'And this is my prayer: that your love may abound more and more with knowledge and discernment, so that you may approve what is excellent, and so be pure and blameless until the day of Christ.' -- Philippians 1:9-10
Do we always 'approve what is excellent'? Obviously not, but do we realize that our approval of the good is an enemy of the excellent, that approval of the mediocre and the bad maligns Christ and his gospel?
Here Paul writes from a Roman prison to the church at Philippi, which he had not visited in ten years. But he had learned of their situation: internal strife, legalism, careless living. And 1:3-11 he tells them three things: 1) the fact of his prayer; 2) the reason for his prayer; 3) the content of his prayer.
He describes their 'partnership in the gospel' and that they were 'partakers of grace' both in his imprisonment and the defense and confirmation of the gospel. Simply because they had been saved in Christ, they demonstrated the gospel, and their lives served to confirm (or deny) it. So he prays that their love would abound, with knowledge and discernment. But this was not the result he sought. Discerning love was to produce the ability to 'approve what is excellent.' In the midst of their trials, sufferings and difficulties they were nevertheless to approve the things that are excellent. Why? Simply to be good choosers? No, but so that they would be pure and blameless before Christ.
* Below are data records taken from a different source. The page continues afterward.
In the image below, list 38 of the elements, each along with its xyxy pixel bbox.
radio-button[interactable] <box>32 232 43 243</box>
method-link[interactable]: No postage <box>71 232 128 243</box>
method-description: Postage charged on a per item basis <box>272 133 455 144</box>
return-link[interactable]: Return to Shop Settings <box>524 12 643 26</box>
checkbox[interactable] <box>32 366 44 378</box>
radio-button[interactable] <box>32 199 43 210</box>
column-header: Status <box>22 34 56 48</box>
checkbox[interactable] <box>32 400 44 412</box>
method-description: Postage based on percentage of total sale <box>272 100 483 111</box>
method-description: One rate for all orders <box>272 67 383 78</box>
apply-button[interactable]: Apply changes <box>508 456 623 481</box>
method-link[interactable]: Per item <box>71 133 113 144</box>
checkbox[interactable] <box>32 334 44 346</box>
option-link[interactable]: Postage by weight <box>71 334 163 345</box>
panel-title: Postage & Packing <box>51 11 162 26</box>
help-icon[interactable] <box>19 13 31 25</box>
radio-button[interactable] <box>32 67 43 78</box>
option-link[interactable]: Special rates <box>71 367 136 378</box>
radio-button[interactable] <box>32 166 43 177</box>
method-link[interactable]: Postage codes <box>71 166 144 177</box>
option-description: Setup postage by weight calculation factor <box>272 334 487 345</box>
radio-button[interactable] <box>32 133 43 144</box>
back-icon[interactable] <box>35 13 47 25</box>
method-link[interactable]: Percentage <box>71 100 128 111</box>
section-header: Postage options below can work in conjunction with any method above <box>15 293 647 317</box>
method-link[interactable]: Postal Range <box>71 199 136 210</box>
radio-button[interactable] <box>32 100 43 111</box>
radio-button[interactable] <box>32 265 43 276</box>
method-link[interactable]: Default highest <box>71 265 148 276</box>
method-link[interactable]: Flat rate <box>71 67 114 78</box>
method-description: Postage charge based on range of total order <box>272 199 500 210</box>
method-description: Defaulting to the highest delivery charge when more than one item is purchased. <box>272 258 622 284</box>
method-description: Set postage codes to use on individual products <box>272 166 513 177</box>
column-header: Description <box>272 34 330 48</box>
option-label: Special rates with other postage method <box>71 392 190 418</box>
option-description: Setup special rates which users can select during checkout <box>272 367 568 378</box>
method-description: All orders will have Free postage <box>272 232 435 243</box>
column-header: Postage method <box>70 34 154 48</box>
When we claim salvation in Christ, we become partners with every other believer in the gospel and in grace. Your friends are now mine; your enemies are now mine; your cause is now mine. Your success and your failure: now all mine. And, mine is yours. How we live -- approving the excellent or the not-so-excellent -- reflects on each other, on the gospel, and on Christ.
Paul's example is to pray, with rejoicing, that our fellow believers would 'approve what is excellent,' whether in our personal lives, work, family, or especially church.